SYSTEM IDENTIFICATION VIA CUR-FACTORED HANKEL APPROXIMATION

Subspace-based system identification for dynamical systems is a sound, systemtheoretic way to obtain linear, time-invariant system models from data. The interplay of data and systems theory is reflected in the Hankel matrix, a block-structured matrix whose factorization is used for system identification. For systems with many inputs, many outputs, or large time-series of system-response data, established methods based on the singular value decomposition (SVD)-such as the eigensystem realization algorithm (ERA)-are prohibitively expensive.

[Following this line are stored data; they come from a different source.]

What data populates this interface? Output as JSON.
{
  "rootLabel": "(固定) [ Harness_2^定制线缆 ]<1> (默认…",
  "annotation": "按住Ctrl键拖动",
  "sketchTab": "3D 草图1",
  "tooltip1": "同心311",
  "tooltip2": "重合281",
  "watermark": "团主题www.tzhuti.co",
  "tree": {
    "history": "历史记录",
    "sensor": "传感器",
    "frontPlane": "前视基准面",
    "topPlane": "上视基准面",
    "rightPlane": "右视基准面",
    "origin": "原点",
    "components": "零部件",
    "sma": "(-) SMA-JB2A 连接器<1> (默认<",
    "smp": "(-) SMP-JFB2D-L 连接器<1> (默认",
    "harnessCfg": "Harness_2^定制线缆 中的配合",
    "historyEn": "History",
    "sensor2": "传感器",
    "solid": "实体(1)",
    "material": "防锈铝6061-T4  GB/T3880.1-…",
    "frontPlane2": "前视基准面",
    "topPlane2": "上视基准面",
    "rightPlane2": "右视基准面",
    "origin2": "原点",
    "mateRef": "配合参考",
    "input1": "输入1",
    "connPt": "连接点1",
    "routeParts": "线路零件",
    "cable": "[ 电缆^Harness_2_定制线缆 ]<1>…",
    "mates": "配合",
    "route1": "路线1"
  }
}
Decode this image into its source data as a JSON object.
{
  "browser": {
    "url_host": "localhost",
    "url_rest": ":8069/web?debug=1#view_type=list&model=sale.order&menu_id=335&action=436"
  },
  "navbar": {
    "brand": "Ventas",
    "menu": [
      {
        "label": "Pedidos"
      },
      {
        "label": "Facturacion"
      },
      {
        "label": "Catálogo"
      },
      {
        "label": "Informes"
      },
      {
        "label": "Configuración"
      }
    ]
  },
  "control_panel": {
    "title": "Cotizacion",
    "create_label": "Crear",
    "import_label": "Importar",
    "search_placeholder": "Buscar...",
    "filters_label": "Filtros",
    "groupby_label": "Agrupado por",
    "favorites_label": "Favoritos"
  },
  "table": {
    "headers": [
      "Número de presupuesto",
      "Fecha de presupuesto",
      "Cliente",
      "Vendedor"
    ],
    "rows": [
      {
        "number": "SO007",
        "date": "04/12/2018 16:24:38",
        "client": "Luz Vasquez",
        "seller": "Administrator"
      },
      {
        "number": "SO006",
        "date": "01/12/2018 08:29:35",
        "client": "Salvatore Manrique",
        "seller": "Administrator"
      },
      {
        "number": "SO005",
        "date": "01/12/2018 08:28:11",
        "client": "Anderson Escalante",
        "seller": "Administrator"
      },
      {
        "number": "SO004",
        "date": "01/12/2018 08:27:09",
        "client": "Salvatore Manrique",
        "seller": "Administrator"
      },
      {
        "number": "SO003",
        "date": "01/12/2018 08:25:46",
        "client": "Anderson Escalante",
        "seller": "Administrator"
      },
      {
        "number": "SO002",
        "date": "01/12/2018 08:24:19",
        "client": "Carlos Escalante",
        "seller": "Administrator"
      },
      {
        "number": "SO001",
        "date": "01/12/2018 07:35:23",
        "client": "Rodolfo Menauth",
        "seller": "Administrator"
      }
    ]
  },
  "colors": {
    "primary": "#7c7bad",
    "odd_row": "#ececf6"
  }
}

In this paper, we propose an algorithm to reduce the complexity of the ERA from cubic to linear, with respect to the Hankel matrix size. Furthermore, our memory requirements scale at the same rate because we never require loading the entire Hankel matrix into memory. These reductions are realized by replacing the SVD with a CUR decomposition that directly seeks a low-rank approximation of the Hankel matrix. The CUR decomposition is obtained using a maximum-volume-based cross-approximation scheme that selects a small number of rows and columns to form the row and column space of the approximation. We present a worst-case error bound for our resulting system identification algorithm, and we demonstrate its computational advantages and accuracy on a numerical example. The example demonstrates that the resulting identification yields almost indistinguishable results compared with the SVD-based ERA yet comes with significant computational savings.